A Swiss appeals court has convicted Islamic scholar, Tariq Ramadan, of raping a woman in a Geneva hotel in 2008, overturning an earlier court acquittal.
During the hearing, the court said it “annuls the judgment of 24 May 2023” and sentenced the 62-year-old former Oxford University professor to three years in prison, two of which were suspended.
The ruling was made on August 28 but not made public until Tuesday.
The scholar has strongly denied the charges against him, based on an accusation by an unnamed Swiss woman relating to the incident 16 years ago.
Ramadan’s accuser, a Muslim convert identified only as “Brigitte”, had testified before the court that he subjected her to rape and other violent sex acts in a Geneva hotel room during the night of October 28, 2008.
Brigitte’s lawyer said she was repeatedly raped and subjected to “torture and barbarism”.
Ramadan said that Brigitte invited herself up to his room. He let her kiss him, he said, before quickly ending the encounter. He said he was the victim of a “trap”.
Brigitte was in her forties at the time of the alleged assault. She filed a complaint 10 years later, telling the court she felt emboldened to come forward following similar complaints filed against Ramadan in France.
The appeals verdict overturns a lower court finding last year acquitting Ramadan of rape and sexual coercion, citing a lack of evidence, contradictory testimonies, and “love messages” sent by the plaintiff after the alleged assault.

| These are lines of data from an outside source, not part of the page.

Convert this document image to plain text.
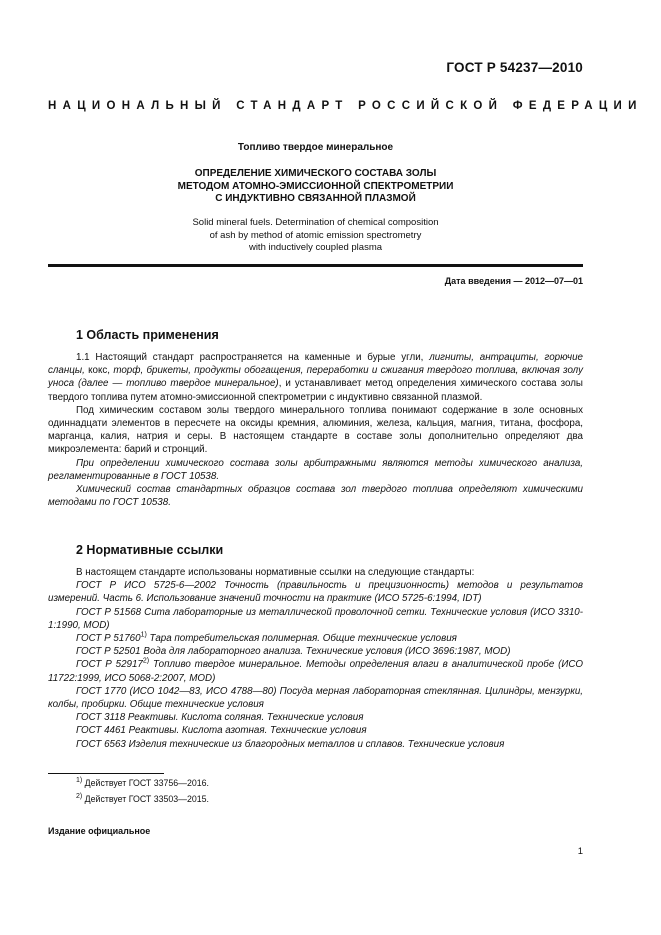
ГОСТ Р 54237—2010
НАЦИОНАЛЬНЫЙ СТАНДАРТ РОССИЙСКОЙ ФЕДЕРАЦИИ
Топливо твердое минеральное
ОПРЕДЕЛЕНИЕ ХИМИЧЕСКОГО СОСТАВА ЗОЛЫ
МЕТОДОМ АТОМНО-ЭМИССИОННОЙ СПЕКТРОМЕТРИИ
С ИНДУКТИВНО СВЯЗАННОЙ ПЛАЗМОЙ
Solid mineral fuels. Determination of chemical composition
of ash by method of atomic emission spectrometry
with inductively coupled plasma
Дата введения — 2012—07—01
1 Область применения

1.1 Настоящий стандарт распространяется на каменные и бурые угли, лигниты, антрациты, горючие сланцы, кокс, торф, брикеты, продукты обогащения, переработки и сжигания твердого топлива, включая золу уноса (далее — топливо твердое минеральное), и устанавливает метод определения химического состава золы твердого топлива путем атомно-эмиссионной спектрометрии с индуктивно связанной плазмой.

Под химическим составом золы твердого минерального топлива понимают содержание в золе основных одиннадцати элементов в пересчете на оксиды кремния, алюминия, железа, кальция, магния, титана, фосфора, марганца, калия, натрия и серы. В настоящем стандарте в составе золы дополнительно определяют два микроэлемента: барий и стронций.

При определении химического состава золы арбитражными являются методы химического анализа, регламентированные в ГОСТ 10538.

Химический состав стандартных образцов состава зол твердого топлива определяют химическими методами по ГОСТ 10538.

2 Нормативные ссылки

В настоящем стандарте использованы нормативные ссылки на следующие стандарты:

ГОСТ Р ИСО 5725-6—2002 Точность (правильность и прецизионность) методов и результатов измерений. Часть 6. Использование значений точности на практике (ИСО 5725-6:1994, IDT)

ГОСТ Р 51568 Сита лабораторные из металлической проволочной сетки. Технические условия (ИСО 3310-1:1990, MOD)

ГОСТ Р 51760$^{1)}$ Тара потребительская полимерная. Общие технические условия

ГОСТ Р 52501 Вода для лабораторного анализа. Технические условия (ИСО 3696:1987, MOD)

ГОСТ Р 52917$^{2)}$ Топливо твердое минеральное. Методы определения влаги в аналитической пробе (ИСО 11722:1999, ИСО 5068-2:2007, MOD)

ГОСТ 1770 (ИСО 1042—83, ИСО 4788—80) Посуда мерная лабораторная стеклянная. Цилиндры, мензурки, колбы, пробирки. Общие технические условия

ГОСТ 3118 Реактивы. Кислота соляная. Технические условия

ГОСТ 4461 Реактивы. Кислота азотная. Технические условия

ГОСТ 6563 Изделия технические из благородных металлов и сплавов. Технические условия

$^{1)}$ Действует ГОСТ 33756—2016.
$^{2)}$ Действует ГОСТ 33503—2015.
Издание официальное
1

However, during their appeal, Brigitte’s lawyers alleged that Ramadan had exercised significant “control” over the woman, suggesting she had suffered something akin to Stockholm syndrome.
The three appeals court judges pointed to “witness testimony, certificates, medical notes, and private expert opinions consistent with the facts presented by the plaintiff”.
“Elements collected during the investigation have thus convinced the chamber of the guilt of the accused,” the court said in a statement.
Ramadan, the grandson of Muslim Brotherhood in Egypt founder Hasan al-Banna, was a professor of contemporary Islamic studies at Oxford and held visiting roles at universities in Qatar and Morocco.
He was forced to take a leave of absence in 2017 when rape allegations surfaced in France at the height of the “Me Too” movement.
In France, he is suspected of raping three women between 2009 and 2016.
meanwhile, his legal defense team is challenging a Paris appeals court decision in June that the cases can go to trial.